Let us give students packet work and call it credit recovery,
for asking students actually to learn to write an effective persuasive essay
is just unrealistic for some of these kids and in light of times we’re in,
especially since we had to close the majority of our alternative education sites,
and since our vocational programs are still only whimpering back to life
after decades of dormancy,
and since we only allot four years for high school,
and since we group students based on age rather than ability or achievement,
and since we pass students on to the next grade level
even though they passed none of their classes the previous year;
we’re just going to have to make some tough choices.

Let us unite and make those tough choices together,
because we are in this for the kids.

Sunday, April 4, 2010

Posting As Is

This one is asinine, but I'm done with it, so post it I shall. 

It’s daunting to take on a commitment as large as NaPoWriMo, but here you are. Today is Day 3, and you are facing your fears. RWP member Joseph Harker thinks there’s a poem in that; here’s his prompt for you:

Write about something that scares you. It could be tarantulas or your significant other cheating on you or an existential fear of the unknown so long as it unsettles you. Describe it in the most vivid language possible!  Sometimes by articulating our fears, we strip them of their power. (But don’t go too far!
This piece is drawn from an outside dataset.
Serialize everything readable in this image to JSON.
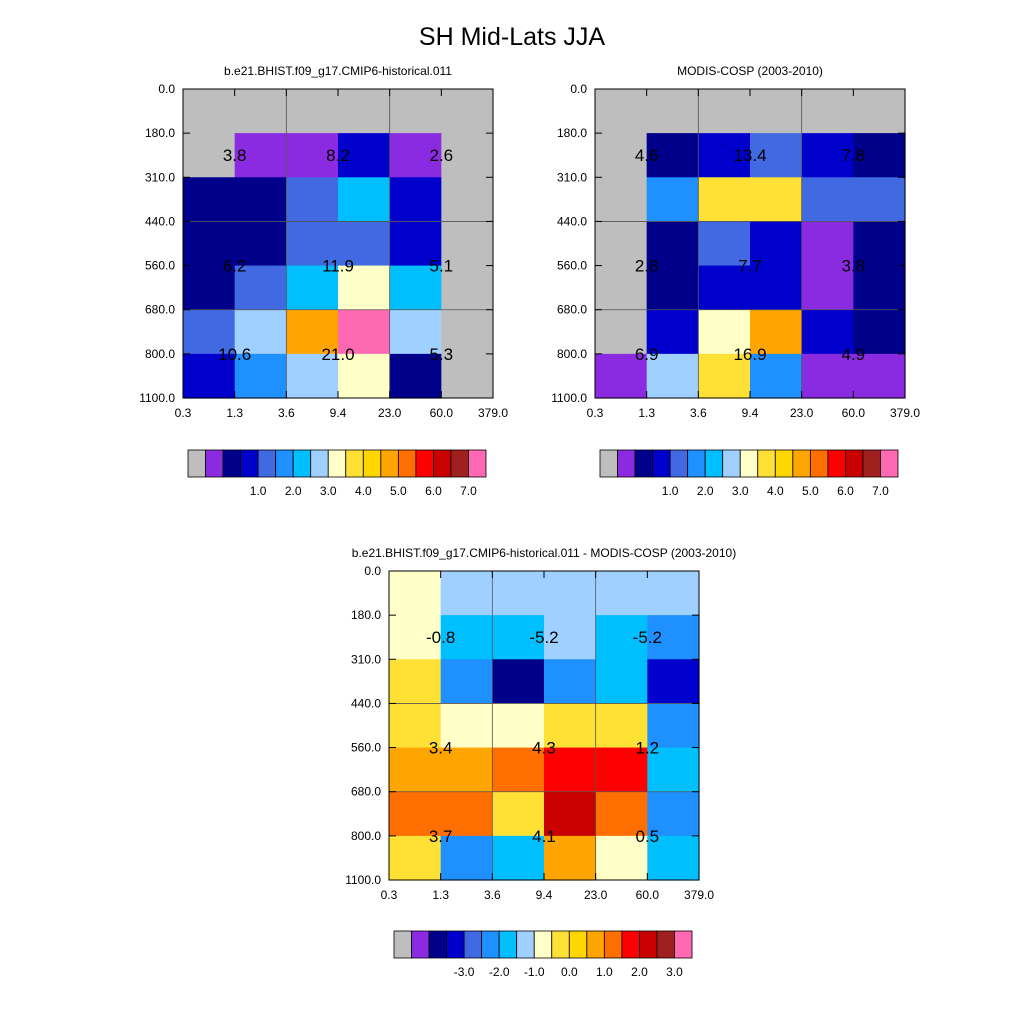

A little fear is good to have.)


[Caveat:  I haven't committed.  Not really.  I'm just playing along for now.]
[Caveat:  And yeah, well, I did go too far.  Oh, well.]

TITLE
Fear List: Beginning with
“All of my poems become
rhyming bits of doggerel and rhythmic schizophrenia,
like this one”

(SUBTITLE: The poetic equivalent of the Indiana Jones ride at Disneyland, with head-snapping sudden changes of direction and heart-stopping plunges)

Pain and mediocrity,
and what if my dogs could talk?
(Oh, thanks, Billy Collins, for your effing revenant.)

Inertia,
blindness,
loss of teeth,
and what if I couldn’t walk?
(Or losing money and job, and becoming mendicant.)

Earthquakes over five-point-nine,
being thought of as harsh or unkind,

swiss-cheese memories

and a plaque-y brain;
passengering on a burning plane;

being left out,
or left out of the loop,
loved ones flying earth’s physical coop;

the thought of never weighing less,
being told I must wear a dress;

facing a blank page and finding
I have nothing to say;
writing for hours and still finding
I have nothing to say;

an ear bent badly
so I hear things wrongly
and thus represent them poorly
so the muse flees me quickly;

losing it
because I’m not using it
(and many “its” apply);

loss of control,
lack of self-determination
at the expense of logic
and what’s best for the kids;
some of my students’ bleak futures,
inability to change our school culture;
a generation gone awry;
forgetting how to cry,
or crying too much;
being stupid and such;

inability to see the big picture,
helpless suffering in God’s animal creatures;

acedia,
conservative media;

what God might do to me
or ask me to do;

not being as intelligent as I like to think;
…and apparently everything but the kitchen sink!